Cohen M, Demers C, Gurfinkel E P, Turpie A G, Fromell G J, Goodman S, Langer A, Califf R M, Fox K A, Premmereur J, Bigonzi F
Division of Cardiology, Allegheny University of the Health Sciences-Hahnemann Division, Philadelphia, Pennsylvania 19102-1192, USA.
Am J Cardiol. 1998 Sep 10;82(5B):19L-24L. doi: 10.1016/s0002-9149(98)00108-8.
Combination antithrombotic therapy with heparin plus aspirin decreases the risk of recurrent ischemic events in patients with acute coronary syndromes without persistent ST-segment elevation. Compared with standard unfractionated heparin, low-molecular-weight heparin (LMWH) has a more predictable antithrombotic effect, is easier to administer, and does not require coagulation monitoring. At 176 hospitals in 3 continents, 3,171 patients with rest unstable angina or non-wave myocardial infarction were randomly assigned to either enoxaparin (a LMWH), 1 mg/kg twice daily subcutaneously, or to continuous intravenous unfractionated heparin, for a minimum of 48 hours to a maximum of 8 days. Trial medication was administered in a double-blind, placebo-controlled fashion. At 14 days, the primary endpoint, the composite risk of death, myocardial infarction, or recurrent angina with electrocardiographic changes or prompting intervention, was significantly lower in patients assigned to enoxaparin compared with heparin (16.6% vs 19.8%; odds ratio [OR] 1.24; 95% confidence interval [CI] 1.04-1.49; p = 0.019). At 30 days, the composite risk of death, myocardial infarction, or recurrent angina remained significantly lower in the enoxaparin group compared with the unfractionated heparin group (19.8% vs 23.3%, OR 1.23; 95% CI 1.0-1.46, p = 0.016). The rate of revascularization procedures at 30 days was also significantly lower in patients assigned to enoxaparin (27.1% vs 32.2%, p = 0.001). The 30-day incidence of major bleeding complication was 6.5% versus 7.0% (p = not significant), but the incidence of minor bleeding was significantly higher in the enoxaparin group (13.8% vs 8.8%, p <0.001) due primarily to injection-site ecchymosis.

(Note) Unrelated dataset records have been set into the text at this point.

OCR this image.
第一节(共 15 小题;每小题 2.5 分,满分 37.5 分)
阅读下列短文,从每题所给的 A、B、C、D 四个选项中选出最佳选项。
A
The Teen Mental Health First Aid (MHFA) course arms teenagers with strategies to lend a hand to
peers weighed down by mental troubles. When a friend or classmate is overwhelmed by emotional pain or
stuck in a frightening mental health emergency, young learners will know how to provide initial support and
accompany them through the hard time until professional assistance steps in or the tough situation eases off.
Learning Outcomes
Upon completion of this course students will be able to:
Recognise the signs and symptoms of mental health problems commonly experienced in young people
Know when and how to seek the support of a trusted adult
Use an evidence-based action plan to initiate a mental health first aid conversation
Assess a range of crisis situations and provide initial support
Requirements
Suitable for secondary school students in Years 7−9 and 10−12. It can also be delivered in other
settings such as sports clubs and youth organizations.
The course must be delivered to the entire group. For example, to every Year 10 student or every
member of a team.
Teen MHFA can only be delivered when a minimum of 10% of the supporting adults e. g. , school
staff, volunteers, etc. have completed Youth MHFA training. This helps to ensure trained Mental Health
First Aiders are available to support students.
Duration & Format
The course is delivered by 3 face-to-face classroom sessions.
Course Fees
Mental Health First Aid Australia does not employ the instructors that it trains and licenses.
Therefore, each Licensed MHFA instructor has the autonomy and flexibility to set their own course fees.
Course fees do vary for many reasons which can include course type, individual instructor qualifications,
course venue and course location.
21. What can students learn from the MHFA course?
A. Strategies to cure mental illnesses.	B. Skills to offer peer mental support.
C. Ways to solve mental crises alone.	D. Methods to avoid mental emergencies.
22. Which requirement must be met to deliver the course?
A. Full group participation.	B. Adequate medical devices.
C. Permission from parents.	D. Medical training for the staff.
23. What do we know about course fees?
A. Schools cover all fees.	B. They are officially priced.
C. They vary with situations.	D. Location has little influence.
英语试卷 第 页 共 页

Thus, combination antithrombotic therapy with enoxaparin plus aspirin is more effective than unfractionated heparin plus aspirin in decreasing ischemic outcomes in patients with unstable angina or non-Q-wave myocardial infarction in the early (30 days) phase. The lower recurrent ischemic event rate seen with the LMWH, enoxaparin, is achieved without an increase in major bleeding, but with an increase in minor bleeding complications due mainly to injection-site ecchymosis.
肝素联合阿司匹林的抗栓治疗可降低非持续性ST段抬高急性冠脉综合征患者复发性缺血事件的风险。与标准普通肝素相比,低分子量肝素(LMWH)具有更可预测的抗栓作用,更易于给药,且无需凝血监测。在三大洲的176家医院,3171例静息性不稳定型心绞痛或非Q波心肌梗死患者被随机分配接受依诺肝素(一种低分子量肝素),皮下注射,每日两次,每次1mg/kg,或持续静脉输注普通肝素,至少48小时,最长8天。试验用药采用双盲、安慰剂对照方式给药。14天时,主要终点,即死亡、心肌梗死或伴有心电图改变或需干预的复发性心绞痛的复合风险,接受依诺肝素治疗的患者显著低于接受肝素治疗的患者(16.6%对19.8%;优势比[OR]1.24;95%置信区间[CI]1.04 - 1.4)。30天时,依诺肝素组死亡、心肌梗死或复发性心绞痛的复合风险仍显著低于普通肝素组(19.8%对23.3%,OR 1.23;95% CI 1.0 - 1.46,p = 0.016)。30天时,接受依诺肝素治疗的患者血管重建术的发生率也显著较低(27.1%对32.2%,p = 0.001)。30天主要出血并发症的发生率为6.5%对7.0%(p = 无显著性差异),但依诺肝素组轻微出血的发生率显著较高(13.8%对8.8%,p <0.001),主要原因是注射部位瘀斑。因此,在早期(30天),依诺肝素联合阿司匹林的抗栓治疗在降低不稳定型心绞痛或非Q波心肌梗死患者缺血性结局方面比普通肝素联合阿司匹林更有效。低分子量肝素依诺肝素降低了复发性缺血事件发生率,且未增加主要出血,但轻微出血并发症有所增加,主要原因是注射部位瘀斑。